No, while I don't defend all of Hamas' actions, those actions are not what casts doubt on the two-state solution in the wake of 2005. Rather, the aggressive and spiteful behavior of Israel, the petty and cruel restrictions on trade and travel, the killing of hundreds of Palestinian civilians in Gaza, all add up to one inescapable conclusion: despite their protestations of wishing to separate from the Palestinians, Israel continues to exercise tyrannical control over the territory it has "withdrawn" from. Because it cannot defend itself militarily, Israel has crushed it economically, violates its borders whenever it wants, and is able to hold the population one small gradient above starvation for years at time.

Given this experience, how can a demilitarized state in the West Bank ever be an attractive prospect for the Palestinians? What's to prevent it from becoming Gaza 2.0? The resentment Israel feels at being forced out of Gaza is a candle of anger next to the bonfire of rage that will be unleashed by a West Bank pullout.
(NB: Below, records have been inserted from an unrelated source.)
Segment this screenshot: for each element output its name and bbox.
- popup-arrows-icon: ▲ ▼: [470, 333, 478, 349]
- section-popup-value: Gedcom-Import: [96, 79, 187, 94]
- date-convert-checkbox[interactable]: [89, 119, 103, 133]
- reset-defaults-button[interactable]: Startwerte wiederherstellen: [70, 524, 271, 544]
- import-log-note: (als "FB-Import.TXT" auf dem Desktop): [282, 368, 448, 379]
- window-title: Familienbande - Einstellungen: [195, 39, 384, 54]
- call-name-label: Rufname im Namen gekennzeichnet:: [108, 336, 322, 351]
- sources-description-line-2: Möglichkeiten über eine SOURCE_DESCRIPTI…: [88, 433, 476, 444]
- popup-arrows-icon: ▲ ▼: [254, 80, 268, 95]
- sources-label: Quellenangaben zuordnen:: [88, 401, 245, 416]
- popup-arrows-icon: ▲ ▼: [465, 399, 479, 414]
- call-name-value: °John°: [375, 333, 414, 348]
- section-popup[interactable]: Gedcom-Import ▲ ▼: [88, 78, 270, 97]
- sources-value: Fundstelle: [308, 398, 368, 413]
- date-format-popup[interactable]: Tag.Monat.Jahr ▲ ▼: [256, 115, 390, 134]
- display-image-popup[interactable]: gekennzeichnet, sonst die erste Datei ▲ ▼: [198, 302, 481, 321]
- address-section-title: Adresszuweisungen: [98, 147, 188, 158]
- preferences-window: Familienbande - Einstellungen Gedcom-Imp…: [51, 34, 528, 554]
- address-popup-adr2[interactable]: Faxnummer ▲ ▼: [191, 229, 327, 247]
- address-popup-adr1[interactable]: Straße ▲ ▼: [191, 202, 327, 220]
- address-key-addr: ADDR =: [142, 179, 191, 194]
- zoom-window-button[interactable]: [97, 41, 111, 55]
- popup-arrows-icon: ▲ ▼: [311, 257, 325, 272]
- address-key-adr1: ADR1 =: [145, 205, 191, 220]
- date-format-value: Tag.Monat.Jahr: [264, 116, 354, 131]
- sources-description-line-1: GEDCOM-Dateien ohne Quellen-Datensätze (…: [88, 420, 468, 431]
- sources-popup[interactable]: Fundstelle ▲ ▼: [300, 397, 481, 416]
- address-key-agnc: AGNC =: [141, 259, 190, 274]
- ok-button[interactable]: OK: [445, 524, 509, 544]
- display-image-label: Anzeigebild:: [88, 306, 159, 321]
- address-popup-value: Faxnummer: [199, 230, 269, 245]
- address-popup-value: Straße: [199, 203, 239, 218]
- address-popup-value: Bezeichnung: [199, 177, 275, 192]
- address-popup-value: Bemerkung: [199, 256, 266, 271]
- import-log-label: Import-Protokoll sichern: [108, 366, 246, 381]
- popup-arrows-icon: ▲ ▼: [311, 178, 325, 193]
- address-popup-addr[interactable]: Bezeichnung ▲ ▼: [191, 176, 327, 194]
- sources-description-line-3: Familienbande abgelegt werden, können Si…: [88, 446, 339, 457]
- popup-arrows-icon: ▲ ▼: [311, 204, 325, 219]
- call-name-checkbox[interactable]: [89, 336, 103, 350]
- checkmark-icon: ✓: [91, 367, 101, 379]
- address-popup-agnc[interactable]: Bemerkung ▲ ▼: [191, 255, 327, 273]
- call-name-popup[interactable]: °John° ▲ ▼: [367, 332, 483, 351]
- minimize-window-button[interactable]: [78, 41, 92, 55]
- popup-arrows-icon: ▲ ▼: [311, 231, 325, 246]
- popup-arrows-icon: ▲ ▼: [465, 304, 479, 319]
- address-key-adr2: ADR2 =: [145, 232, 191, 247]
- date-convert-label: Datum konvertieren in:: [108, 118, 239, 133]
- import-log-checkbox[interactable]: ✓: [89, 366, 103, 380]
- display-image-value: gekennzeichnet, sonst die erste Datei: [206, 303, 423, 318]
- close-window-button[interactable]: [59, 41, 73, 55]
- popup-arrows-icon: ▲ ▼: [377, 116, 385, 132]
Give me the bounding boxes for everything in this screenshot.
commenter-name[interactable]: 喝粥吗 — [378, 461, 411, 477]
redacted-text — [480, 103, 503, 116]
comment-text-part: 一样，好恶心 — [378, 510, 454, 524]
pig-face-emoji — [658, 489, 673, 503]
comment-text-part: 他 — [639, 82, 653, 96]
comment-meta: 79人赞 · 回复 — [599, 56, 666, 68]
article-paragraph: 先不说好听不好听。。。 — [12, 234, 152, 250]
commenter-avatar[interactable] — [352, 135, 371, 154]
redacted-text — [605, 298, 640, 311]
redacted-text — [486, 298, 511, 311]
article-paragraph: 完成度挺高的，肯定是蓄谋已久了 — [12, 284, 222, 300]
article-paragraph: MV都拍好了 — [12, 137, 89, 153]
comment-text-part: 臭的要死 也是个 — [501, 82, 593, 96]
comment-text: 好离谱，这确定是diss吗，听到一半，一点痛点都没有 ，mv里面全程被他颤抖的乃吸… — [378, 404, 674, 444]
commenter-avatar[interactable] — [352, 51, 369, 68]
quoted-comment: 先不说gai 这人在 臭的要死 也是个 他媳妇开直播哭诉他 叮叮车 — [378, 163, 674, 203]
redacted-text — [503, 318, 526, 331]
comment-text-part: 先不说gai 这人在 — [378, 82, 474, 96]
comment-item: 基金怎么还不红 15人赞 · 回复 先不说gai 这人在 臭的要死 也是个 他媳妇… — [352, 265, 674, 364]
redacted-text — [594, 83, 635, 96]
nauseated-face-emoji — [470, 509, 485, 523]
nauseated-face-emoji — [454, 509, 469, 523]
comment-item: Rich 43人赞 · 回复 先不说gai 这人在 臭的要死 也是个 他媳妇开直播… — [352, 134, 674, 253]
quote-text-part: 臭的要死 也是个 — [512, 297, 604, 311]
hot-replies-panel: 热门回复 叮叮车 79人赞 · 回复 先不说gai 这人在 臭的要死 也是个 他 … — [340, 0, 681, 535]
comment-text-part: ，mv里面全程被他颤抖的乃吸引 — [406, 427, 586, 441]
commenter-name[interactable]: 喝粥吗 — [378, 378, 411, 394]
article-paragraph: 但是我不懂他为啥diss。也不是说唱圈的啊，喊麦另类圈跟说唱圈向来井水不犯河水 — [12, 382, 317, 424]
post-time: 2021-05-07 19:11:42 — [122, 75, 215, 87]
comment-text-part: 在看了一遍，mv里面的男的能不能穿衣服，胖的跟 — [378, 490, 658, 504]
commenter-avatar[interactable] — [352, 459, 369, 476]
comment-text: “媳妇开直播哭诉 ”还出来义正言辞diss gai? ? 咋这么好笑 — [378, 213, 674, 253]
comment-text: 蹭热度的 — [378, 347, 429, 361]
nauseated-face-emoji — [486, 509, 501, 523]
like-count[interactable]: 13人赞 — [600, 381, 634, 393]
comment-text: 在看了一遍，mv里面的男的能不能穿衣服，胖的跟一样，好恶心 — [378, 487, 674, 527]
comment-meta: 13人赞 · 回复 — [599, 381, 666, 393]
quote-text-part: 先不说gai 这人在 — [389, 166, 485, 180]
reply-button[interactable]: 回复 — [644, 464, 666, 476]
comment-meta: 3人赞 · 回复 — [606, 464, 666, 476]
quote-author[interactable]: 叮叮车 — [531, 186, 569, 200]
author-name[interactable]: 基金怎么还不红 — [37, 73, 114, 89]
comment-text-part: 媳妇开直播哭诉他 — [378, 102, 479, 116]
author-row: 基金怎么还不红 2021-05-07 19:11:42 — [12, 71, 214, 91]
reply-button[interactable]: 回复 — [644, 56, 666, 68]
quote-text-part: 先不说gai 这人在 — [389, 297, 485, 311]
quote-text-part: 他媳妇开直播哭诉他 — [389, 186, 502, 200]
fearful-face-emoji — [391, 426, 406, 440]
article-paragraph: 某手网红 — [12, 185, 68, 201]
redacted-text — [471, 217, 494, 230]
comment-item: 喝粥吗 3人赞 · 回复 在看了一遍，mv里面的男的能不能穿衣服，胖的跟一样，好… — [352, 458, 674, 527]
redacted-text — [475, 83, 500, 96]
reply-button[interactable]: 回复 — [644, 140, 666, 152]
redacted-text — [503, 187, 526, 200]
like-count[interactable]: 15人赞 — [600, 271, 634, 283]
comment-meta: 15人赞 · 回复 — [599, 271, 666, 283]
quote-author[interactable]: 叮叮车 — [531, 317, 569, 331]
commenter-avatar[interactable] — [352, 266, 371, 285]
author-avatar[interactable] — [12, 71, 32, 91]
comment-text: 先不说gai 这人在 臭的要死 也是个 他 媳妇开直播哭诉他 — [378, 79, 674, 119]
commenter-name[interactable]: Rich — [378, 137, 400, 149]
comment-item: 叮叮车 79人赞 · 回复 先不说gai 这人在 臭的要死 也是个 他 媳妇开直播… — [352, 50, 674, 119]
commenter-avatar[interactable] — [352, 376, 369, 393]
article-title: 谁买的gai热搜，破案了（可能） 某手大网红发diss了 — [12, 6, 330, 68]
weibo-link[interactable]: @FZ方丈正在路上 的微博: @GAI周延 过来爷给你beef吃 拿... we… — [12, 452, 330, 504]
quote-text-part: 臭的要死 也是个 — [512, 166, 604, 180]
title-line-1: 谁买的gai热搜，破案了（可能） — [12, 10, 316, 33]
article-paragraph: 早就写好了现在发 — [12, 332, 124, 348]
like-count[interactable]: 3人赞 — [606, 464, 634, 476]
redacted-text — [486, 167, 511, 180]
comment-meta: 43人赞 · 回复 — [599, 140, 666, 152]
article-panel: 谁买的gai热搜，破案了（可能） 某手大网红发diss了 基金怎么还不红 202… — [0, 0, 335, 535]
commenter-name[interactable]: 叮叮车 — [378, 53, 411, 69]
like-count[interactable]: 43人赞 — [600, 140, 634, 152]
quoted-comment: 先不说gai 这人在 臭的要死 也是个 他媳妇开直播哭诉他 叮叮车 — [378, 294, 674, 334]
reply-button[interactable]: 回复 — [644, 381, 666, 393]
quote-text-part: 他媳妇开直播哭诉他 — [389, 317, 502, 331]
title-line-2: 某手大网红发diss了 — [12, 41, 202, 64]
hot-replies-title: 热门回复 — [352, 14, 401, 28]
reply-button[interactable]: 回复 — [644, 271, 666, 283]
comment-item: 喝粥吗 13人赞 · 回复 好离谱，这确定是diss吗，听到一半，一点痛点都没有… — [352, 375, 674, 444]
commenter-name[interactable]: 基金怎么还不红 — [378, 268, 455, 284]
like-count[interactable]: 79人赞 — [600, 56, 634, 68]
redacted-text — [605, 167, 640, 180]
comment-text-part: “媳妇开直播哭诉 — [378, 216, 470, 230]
The current peace process assumes a Palestinian state will be demilitarized. Israel demands this. No other power can be trusted to secure Palestinian independence. So, basically, the proposed Palestinian state would be entirely dependent on the restraint, good judgement, and peaceable nature of Israel, in the face of a state arising next door to them on land a great majority of Jewish Israelis believe was promised them by God. The fate of Gaza after 2005 shows just how impractical such a scheme is.